IBI – data from P26 is missing as the internal algorithm of E4 that derives IBI from BVP automatically discards an obtained value if its reliability is below a certain threshold.
EDA – data from P17 and P20 is missing, possibly due to poor contact between the device and a participant’s skin.
NeuroSky (Attention, Meditation) – measurements from P1 and P20 are missing due to a poorly equipped device. A portion of data is missing for P19 (∼32%), P22 (∼59%) and P23 (∼36%) for the same reason. No BrainWave data was lost.
Polar HR – data from seven participants (P3, P12, P18, P20, P21, P29, and P30) are missing due to a device error during data collection. Parts of data are missing from P4 (∼38%) and P22 (∼38%) due to poor contact.

Usage Notes

Potential applications

In addition to the intended usage of the dataset discussed above, there are uncertainties as to how physiological markers of an individual’s capacity for flexible physiological reactivity relate to experiences of positive and negative emotions. Our dataset could potentially be useful to examine the role of physiological signal based markers in assessing an individual’s use of emotion regulation strategies, such as cognitive appraisal.

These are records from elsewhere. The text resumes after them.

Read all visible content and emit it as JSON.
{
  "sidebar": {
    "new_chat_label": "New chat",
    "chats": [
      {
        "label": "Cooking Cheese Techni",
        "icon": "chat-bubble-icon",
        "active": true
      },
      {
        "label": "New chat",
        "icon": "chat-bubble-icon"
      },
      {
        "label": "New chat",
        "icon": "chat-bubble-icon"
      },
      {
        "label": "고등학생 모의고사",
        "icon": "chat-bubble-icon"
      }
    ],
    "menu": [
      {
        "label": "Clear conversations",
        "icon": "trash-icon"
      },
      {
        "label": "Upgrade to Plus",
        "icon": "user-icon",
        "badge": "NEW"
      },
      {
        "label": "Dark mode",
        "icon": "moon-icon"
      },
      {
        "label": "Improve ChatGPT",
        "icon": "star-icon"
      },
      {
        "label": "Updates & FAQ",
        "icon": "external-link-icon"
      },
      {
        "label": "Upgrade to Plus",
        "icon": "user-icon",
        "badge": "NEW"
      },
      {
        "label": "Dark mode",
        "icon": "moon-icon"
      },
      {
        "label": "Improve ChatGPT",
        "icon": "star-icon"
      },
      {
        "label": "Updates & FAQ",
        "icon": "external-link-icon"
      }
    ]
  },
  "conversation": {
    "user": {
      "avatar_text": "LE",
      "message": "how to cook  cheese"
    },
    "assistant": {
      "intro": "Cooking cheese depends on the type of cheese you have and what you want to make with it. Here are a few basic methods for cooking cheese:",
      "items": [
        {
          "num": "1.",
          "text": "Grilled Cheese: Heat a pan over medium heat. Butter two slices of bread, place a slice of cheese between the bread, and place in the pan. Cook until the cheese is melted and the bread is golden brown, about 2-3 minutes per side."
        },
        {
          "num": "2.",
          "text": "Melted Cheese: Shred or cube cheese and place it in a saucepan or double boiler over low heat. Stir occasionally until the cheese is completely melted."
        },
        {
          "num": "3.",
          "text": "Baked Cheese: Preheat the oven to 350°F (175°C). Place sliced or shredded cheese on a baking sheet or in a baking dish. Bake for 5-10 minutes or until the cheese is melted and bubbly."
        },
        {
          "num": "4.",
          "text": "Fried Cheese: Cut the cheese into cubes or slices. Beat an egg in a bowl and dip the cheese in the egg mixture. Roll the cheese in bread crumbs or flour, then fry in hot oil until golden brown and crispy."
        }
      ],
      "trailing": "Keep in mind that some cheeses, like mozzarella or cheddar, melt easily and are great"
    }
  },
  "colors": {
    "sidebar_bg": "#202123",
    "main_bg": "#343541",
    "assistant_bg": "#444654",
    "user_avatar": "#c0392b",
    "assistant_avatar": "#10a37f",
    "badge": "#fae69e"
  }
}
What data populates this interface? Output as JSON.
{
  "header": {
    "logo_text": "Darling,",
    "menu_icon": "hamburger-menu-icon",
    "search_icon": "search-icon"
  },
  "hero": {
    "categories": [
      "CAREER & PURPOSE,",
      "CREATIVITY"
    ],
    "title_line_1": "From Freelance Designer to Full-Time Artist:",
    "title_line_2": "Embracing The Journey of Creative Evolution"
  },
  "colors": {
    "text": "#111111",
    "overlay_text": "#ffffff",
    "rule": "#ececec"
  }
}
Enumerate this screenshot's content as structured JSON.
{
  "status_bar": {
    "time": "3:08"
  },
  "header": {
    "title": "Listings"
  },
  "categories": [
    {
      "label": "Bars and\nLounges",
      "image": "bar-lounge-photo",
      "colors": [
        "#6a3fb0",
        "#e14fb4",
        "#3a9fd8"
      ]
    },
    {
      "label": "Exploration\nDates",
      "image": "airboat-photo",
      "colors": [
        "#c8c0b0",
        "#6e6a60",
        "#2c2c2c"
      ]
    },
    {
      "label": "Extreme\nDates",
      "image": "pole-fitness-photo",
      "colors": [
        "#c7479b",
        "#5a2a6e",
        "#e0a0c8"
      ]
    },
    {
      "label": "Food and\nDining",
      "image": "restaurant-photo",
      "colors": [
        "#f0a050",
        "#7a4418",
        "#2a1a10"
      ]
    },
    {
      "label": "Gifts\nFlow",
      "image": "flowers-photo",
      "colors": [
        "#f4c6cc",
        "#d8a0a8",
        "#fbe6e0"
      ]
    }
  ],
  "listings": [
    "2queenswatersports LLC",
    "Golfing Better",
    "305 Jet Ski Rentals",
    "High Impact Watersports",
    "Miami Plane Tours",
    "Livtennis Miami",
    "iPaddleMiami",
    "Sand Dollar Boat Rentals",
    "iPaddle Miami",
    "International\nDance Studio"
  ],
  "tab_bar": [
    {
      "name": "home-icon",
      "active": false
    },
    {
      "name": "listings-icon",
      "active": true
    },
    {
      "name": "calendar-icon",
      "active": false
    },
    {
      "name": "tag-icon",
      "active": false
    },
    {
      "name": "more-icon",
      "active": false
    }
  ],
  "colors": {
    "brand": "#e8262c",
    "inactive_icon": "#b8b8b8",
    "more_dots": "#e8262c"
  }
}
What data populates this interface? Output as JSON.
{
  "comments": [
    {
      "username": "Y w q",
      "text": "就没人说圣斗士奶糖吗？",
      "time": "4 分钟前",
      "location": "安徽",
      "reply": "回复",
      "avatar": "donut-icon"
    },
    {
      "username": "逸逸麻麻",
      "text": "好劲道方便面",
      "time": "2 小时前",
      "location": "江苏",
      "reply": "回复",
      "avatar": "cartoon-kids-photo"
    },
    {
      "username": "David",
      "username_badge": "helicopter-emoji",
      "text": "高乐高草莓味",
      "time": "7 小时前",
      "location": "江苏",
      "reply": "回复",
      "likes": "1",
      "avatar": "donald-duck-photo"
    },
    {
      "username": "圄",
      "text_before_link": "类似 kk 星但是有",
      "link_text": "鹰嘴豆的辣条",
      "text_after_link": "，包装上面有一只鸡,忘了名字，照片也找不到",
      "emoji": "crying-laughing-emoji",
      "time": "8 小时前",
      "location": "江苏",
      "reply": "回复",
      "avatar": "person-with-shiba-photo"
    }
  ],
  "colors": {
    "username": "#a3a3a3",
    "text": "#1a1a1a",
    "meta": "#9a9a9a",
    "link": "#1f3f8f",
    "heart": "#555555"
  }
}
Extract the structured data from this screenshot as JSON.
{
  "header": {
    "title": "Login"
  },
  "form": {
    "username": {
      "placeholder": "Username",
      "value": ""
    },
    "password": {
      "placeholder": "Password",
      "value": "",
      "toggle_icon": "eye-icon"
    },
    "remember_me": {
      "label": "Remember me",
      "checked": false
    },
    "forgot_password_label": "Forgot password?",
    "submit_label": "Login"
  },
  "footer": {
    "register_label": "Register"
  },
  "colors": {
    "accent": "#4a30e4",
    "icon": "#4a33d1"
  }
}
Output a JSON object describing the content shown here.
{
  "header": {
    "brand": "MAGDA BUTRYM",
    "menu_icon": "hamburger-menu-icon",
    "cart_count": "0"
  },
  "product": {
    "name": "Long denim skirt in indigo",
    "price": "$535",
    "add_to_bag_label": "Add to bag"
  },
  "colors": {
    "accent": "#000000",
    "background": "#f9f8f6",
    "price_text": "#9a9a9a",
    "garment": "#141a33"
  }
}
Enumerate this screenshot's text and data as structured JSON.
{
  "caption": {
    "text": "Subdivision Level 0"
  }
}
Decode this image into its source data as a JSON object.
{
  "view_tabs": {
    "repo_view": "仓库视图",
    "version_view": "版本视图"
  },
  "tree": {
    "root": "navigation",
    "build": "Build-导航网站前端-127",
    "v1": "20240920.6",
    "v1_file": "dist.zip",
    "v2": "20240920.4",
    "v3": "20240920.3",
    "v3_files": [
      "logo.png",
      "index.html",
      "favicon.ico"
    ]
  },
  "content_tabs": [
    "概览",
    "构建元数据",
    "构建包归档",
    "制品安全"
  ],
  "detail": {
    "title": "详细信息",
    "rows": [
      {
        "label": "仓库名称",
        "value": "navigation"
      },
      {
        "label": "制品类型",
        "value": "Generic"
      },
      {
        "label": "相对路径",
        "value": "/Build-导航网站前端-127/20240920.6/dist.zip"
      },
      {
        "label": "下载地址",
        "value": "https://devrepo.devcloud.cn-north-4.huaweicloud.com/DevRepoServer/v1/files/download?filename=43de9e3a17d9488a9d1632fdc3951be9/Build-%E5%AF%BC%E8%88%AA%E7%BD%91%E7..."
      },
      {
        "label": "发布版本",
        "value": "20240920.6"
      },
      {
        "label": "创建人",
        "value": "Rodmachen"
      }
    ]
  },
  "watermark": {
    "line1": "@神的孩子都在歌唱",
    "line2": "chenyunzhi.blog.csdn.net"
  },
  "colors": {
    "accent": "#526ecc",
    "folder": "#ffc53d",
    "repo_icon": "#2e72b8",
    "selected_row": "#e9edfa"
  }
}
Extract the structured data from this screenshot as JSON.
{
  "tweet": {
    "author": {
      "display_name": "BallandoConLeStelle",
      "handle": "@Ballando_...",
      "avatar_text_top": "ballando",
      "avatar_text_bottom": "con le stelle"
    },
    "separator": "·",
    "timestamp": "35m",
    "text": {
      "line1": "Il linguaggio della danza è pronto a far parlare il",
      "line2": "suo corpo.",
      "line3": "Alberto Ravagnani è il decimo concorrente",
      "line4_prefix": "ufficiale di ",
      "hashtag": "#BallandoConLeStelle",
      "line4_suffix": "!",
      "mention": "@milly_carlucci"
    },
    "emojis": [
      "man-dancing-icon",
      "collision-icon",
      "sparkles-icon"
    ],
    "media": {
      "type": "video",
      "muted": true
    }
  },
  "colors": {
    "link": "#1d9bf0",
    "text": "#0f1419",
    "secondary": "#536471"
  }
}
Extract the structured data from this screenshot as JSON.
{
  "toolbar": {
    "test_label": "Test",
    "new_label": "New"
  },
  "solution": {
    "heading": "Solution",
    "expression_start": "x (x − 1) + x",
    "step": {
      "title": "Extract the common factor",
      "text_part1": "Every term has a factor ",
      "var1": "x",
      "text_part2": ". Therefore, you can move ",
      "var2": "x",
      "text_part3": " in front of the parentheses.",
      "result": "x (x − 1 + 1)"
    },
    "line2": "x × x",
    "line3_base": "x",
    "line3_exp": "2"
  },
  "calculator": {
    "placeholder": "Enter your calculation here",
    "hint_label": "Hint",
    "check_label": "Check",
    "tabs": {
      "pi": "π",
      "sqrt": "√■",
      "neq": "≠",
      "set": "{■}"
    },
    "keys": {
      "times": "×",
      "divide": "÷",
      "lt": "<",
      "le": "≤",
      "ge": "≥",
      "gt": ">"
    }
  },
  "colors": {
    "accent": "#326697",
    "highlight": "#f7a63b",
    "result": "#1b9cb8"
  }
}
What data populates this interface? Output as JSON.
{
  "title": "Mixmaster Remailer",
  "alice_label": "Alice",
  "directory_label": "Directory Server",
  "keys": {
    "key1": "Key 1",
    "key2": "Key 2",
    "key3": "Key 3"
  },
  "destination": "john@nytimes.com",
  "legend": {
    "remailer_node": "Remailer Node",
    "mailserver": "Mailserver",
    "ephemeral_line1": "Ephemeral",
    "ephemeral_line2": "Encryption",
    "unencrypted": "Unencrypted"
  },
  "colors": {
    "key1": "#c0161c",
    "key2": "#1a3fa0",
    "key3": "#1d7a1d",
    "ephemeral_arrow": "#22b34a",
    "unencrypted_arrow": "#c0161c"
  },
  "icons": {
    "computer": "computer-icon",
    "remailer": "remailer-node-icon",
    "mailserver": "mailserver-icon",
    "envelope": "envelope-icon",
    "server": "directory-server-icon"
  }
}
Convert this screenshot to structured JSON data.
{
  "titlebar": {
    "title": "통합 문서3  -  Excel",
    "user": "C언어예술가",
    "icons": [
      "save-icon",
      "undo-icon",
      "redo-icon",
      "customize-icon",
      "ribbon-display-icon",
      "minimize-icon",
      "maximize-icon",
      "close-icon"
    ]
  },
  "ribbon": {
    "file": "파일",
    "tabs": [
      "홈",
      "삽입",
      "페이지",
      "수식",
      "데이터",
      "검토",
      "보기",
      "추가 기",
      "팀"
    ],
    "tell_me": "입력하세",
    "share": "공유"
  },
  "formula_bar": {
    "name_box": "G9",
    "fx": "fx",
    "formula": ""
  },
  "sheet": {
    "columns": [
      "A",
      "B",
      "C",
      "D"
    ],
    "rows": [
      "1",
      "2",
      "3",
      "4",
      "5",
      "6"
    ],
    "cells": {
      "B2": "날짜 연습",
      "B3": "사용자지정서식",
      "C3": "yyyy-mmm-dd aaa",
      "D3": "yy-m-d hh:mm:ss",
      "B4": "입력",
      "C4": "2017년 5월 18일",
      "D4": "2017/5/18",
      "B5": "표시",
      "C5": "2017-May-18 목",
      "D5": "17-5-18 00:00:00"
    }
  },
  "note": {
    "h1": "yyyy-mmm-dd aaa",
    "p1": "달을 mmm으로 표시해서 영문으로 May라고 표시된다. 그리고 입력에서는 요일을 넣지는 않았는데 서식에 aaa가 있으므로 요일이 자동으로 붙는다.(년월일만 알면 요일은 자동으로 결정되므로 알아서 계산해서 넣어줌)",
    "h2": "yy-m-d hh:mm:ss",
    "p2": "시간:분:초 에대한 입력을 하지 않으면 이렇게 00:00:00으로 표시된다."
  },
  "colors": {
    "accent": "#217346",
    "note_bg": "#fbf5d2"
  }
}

Additionally, various data mining and machine learning techniques could be applied to set up models for an individual’s emotional profile based on sensor-based physiological and behavioral recordings. This could further be transferred to various positive computing use-cases⁸⁸, such as helping children with autism in their social communication^89,90, helping people who are blind to read facial expressions and get the emotion information of their peers⁹¹, finding opportune moments for conversational user interactions^92,93, assisting social anxiety disorder patients to overcome their conditions⁹⁴, allowing robots to interact more intelligently with people^95,96, and monitoring signs of frustration and emotional saturation that affect attention while driving, to enhance driver safety^97,98.

Limitations

Data collection apparatus

Contact-base EEG sensors are known to be susceptible to noises, for example, frowning or eyes-movement might have caused peaks in the data. Other devices may also have been subject to similar systematic errors.

Data collection context

The context of the turn-taking debate may have caused participants to regulate or even suppress their emotional expressions, as an unrestrained display of emotions is often regarded undesirable during a debate. This may have contributed to a deflated level of agreement between self-reports and partner/external perceptions of emotions, which may not be a case for more natural interactions in the wild.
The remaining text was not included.